Friday, 18 December 2009

Monmer Bridge to Clarke's Lane, Bentley Canal

Monmer Bridge to Clarke's Lane
Bentley Canal
December 2009

Monmer Bridge to Clarke's Lane is one of the most frustrating stretches of the old Bentley Canal, with it's line fairly apparent but mainly built over and almost totally inaccessable for about three quarters of a mile.

Remains of Spring Bank Bridge

It started off well enough  from Fibbersley, but with no formal access point at Monmer, the climb onto the embankment which replaced the bridge involves an ascent up a 45 degree slope and then a squeeze through an impossibly narrow gap. If that wasnt bad enough, the very boggy treck along the open strip of grass to reach Monmer was punctuated by an assortment of very angry dogs hurling themselves against the back fences of the adjoining properties. Thankfully, the planking held and we escaped, leaving a chorus of canine howls and snarls behind us.

Monmer Bridge (site of)

The curving line east from Monmer is very clear but is now given over to lorry storage, with the canal heading for the chimney in the distance. Progress along the line becomes impossible at this point and a diversion through the Ashmore Lake Industrial Park is called for. With a bit of searching you can recross the line of the canal at Spring Bank Bridge, which carries Sharesacre St, or what remains of it.
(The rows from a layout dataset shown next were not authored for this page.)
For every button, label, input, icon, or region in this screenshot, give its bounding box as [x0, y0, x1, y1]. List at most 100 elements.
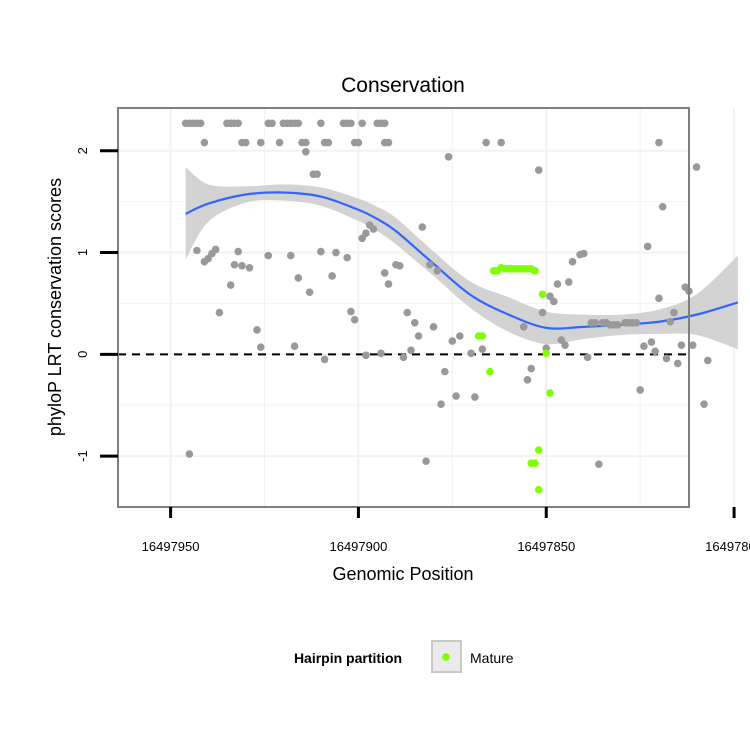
other-point [287, 251, 295, 260]
other-point [328, 272, 336, 280]
other-point [583, 353, 592, 362]
other-point [193, 246, 201, 255]
other-point [268, 119, 276, 128]
legend: Hairpin partition Mature [294, 640, 514, 673]
confidence-ribbon [185, 167, 738, 350]
mature-point [538, 290, 547, 299]
other-point [643, 242, 652, 251]
mature-point [534, 446, 543, 454]
other-point [471, 393, 479, 401]
other-point [380, 138, 389, 147]
other-point [234, 119, 243, 128]
other-point [441, 367, 449, 376]
other-point [369, 225, 378, 233]
other-point [256, 343, 265, 351]
other-point [636, 386, 644, 394]
other-point [324, 138, 333, 147]
other-point [670, 308, 678, 317]
other-point [429, 323, 438, 331]
mature-point [534, 485, 543, 494]
other-point [497, 138, 505, 147]
other-point [422, 457, 430, 465]
other-point [256, 138, 265, 147]
other-point [448, 337, 457, 345]
other-point [414, 332, 423, 340]
other-point [245, 264, 254, 272]
other-point [564, 278, 573, 286]
other-point [347, 307, 355, 316]
mature-point [478, 332, 487, 340]
other-point [185, 450, 194, 458]
other-point [425, 260, 434, 269]
other-point [317, 119, 325, 128]
other-point [482, 138, 490, 147]
other-point [640, 342, 648, 350]
other-point [380, 119, 389, 128]
mature-point [531, 459, 539, 468]
y-tick-label: 1 [75, 249, 90, 256]
other-point [332, 248, 340, 257]
other-point [290, 342, 299, 350]
other-point [350, 315, 359, 324]
other-point [595, 460, 603, 469]
other-point [666, 317, 675, 326]
other-point [651, 347, 659, 356]
other-point [444, 153, 453, 161]
other-point [613, 321, 622, 329]
other-point [320, 355, 329, 364]
data-points [181, 119, 712, 494]
other-point [234, 247, 243, 256]
mature-point [486, 367, 494, 376]
other-point [253, 326, 261, 334]
other-point [294, 274, 303, 282]
other-point [264, 251, 273, 260]
other-point [305, 288, 314, 297]
other-point [700, 400, 708, 408]
other-point [196, 119, 205, 128]
other-point [655, 138, 663, 147]
other-point [452, 392, 460, 400]
y-tick-label: 2 [75, 147, 90, 154]
y-axis: -1 0 1 2 [75, 147, 118, 462]
other-point [399, 353, 408, 362]
other-point [238, 261, 246, 270]
legend-title: Hairpin partition [294, 650, 402, 666]
other-point [523, 375, 532, 384]
other-point [534, 166, 543, 174]
other-point [302, 147, 310, 156]
other-point [688, 341, 697, 349]
other-point [407, 346, 415, 355]
other-point [561, 341, 569, 349]
other-point [692, 163, 701, 171]
other-point [294, 119, 303, 128]
other-point [211, 245, 220, 254]
other-point [226, 281, 235, 289]
other-point [410, 318, 419, 327]
other-point [632, 318, 641, 327]
x-tick-label: 16497900 [329, 539, 387, 554]
other-point [241, 138, 250, 147]
other-point [380, 269, 389, 277]
other-point [647, 338, 656, 346]
chart-title: Conservation [341, 74, 465, 97]
x-axis: 16497950 16497900 16497850 16497800 [142, 507, 750, 554]
other-point [215, 308, 224, 317]
other-point [317, 247, 325, 256]
other-point [377, 349, 385, 358]
legend-key-mature [442, 653, 450, 661]
other-point [677, 341, 686, 349]
other-point [456, 332, 464, 340]
x-tick-label: 16497950 [142, 539, 200, 554]
y-tick-label: -1 [75, 450, 90, 462]
other-point [662, 354, 671, 363]
other-point [519, 323, 528, 331]
mature-point [542, 349, 551, 358]
other-point [418, 223, 427, 231]
other-point [230, 260, 239, 269]
other-point [343, 253, 351, 262]
legend-label-mature: Mature [470, 650, 514, 666]
other-point [302, 138, 310, 147]
other-point [467, 349, 475, 358]
plot-panel [118, 108, 689, 507]
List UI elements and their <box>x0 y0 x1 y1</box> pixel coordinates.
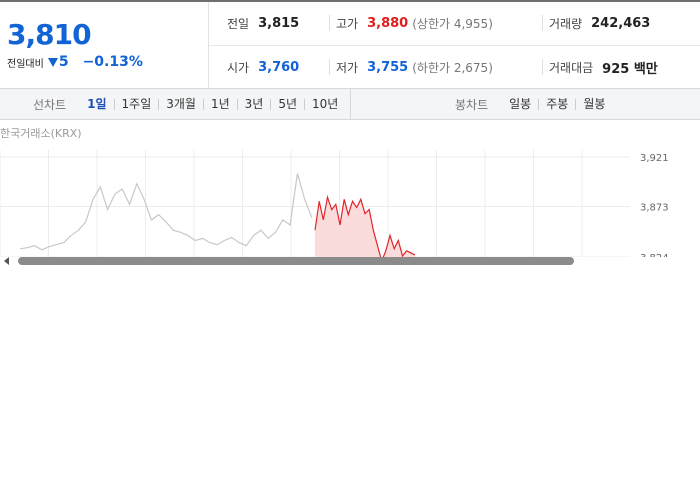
tab-heading: 선차트 <box>33 97 67 112</box>
line <box>314 194 416 257</box>
change-rate: −0.13% <box>82 54 143 70</box>
price-box: 3,810 전일대비 5 −0.13% <box>0 2 209 88</box>
candle-tabs: 봉차트 일봉 주봉 월봉 <box>455 89 612 119</box>
tab[interactable]: 10년 <box>304 98 345 110</box>
stat: 저가 3,755 (하한가 2,675) <box>336 46 493 89</box>
stat-label: 전일 <box>227 17 250 31</box>
area <box>315 197 415 257</box>
stat-label: 거래대금 <box>549 61 594 75</box>
stat-value: 3,815 <box>258 16 300 31</box>
stat: 거래대금 925 백만 <box>549 46 658 89</box>
down-arrow <box>47 57 58 67</box>
scroll-left[interactable] <box>4 257 9 265</box>
source: 한국거래소(KRX) <box>0 127 82 140</box>
scroll-thumb[interactable] <box>18 257 574 265</box>
stat-label: 고가 <box>336 17 359 31</box>
stat-value: 925 백만 <box>602 62 658 77</box>
tab[interactable]: 1주일 <box>113 98 159 110</box>
stat-value: 3,880 <box>367 16 409 31</box>
stat-value: 242,463 <box>591 16 651 31</box>
separator <box>542 15 543 31</box>
stat-note: (상한가 4,955) <box>412 17 493 31</box>
stat-note: (하한가 2,675) <box>412 61 493 75</box>
separator <box>329 59 330 75</box>
y-tick-label: 3,921 <box>640 153 669 164</box>
stat: 전일 3,815 <box>227 2 299 45</box>
tab-heading: 봉차트 <box>455 97 489 112</box>
stat: 고가 3,880 (상한가 4,955) <box>336 2 493 45</box>
stats-row: 시가 3,760 저가 3,755 (하한가 2,675) 거래대금 925 백만 <box>209 45 700 89</box>
tab[interactable]: 1년 <box>202 98 237 110</box>
tab[interactable]: 3개월 <box>158 98 203 110</box>
stat: 시가 3,760 <box>227 46 299 89</box>
divider <box>350 89 351 119</box>
tab[interactable]: 월봉 <box>575 98 612 110</box>
change: 전일대비 5 −0.13% <box>7 54 143 70</box>
tab[interactable]: 1일 <box>87 96 107 111</box>
change-label: 전일대비 <box>7 58 44 70</box>
tab[interactable]: 주봉 <box>538 98 575 110</box>
stat-label: 거래량 <box>549 17 583 31</box>
line <box>19 173 313 251</box>
separator <box>329 15 330 31</box>
tab[interactable]: 3년 <box>236 98 271 110</box>
change-value: 5 <box>58 54 69 70</box>
stat-label: 저가 <box>336 61 359 75</box>
tab[interactable]: 5년 <box>270 98 304 110</box>
summary: 3,810 전일대비 5 −0.13% 전일 3,815 고가 3,880 (상한가 4… <box>0 0 700 88</box>
line-tabs: 선차트 1일 1주일 3개월 1년 3년 5년 10년 <box>33 89 345 119</box>
plot <box>0 150 630 257</box>
tab-bar: 선차트 1일 1주일 3개월 1년 3년 5년 10년 봉차트 일봉 주봉 월봉 <box>0 88 700 120</box>
current-price: 3,810 <box>7 18 92 51</box>
stat-value: 3,760 <box>258 60 300 75</box>
stat: 거래량 242,463 <box>549 2 650 45</box>
tab[interactable]: 일봉 <box>509 96 532 111</box>
stat-value: 3,755 <box>367 60 409 75</box>
stats: 전일 3,815 고가 3,880 (상한가 4,955) 거래량 242,463 시가 3,7… <box>209 2 700 88</box>
y-tick-label: 3,873 <box>640 202 669 213</box>
separator <box>542 59 543 75</box>
stat-label: 시가 <box>227 61 250 75</box>
stats-row: 전일 3,815 고가 3,880 (상한가 4,955) 거래량 242,463 <box>209 2 700 45</box>
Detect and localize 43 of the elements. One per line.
Views between Monmer Bridge and Spring Bank Bridge

Spring Bank Bridge remains intact, but completely buried and securing a photo of the parapet involved sinking waist deep into rubbish to the west. The view east over a large area of concrete hardstanding includes an old pipe bridge to the right of the line, spanning an infilled side arm now covered with a car repair works.

East from Spring Bank Bridge - two locks between here and the grey factory in the distance

The rest of the line to Sandbeds Bridge, which carried Charles Street, is completely obliterated and built over. No amount of poking and prying in the area offered any more glimpses of canal track, which is a shame as there used to be two locks in this length.

Beyond Charles Street the line of the canal pushes on into yet another closed works site, this time securely locked and resistant to light trespass. Another diversion to the north and then the line can be found emerging as a stretck of open grass, which includes the site of the bottom Sandbeds Lock, before climbing over yet another embankment built to replace Clarke's Lane Bridge.

West from Clarke's Lane
Whilst this is not the most spectacular stretch of canal to follow, a number of the old industrial sites which line the canal will have been there in it's heyday, and therefore what one loses on the route one gains in atmosphere.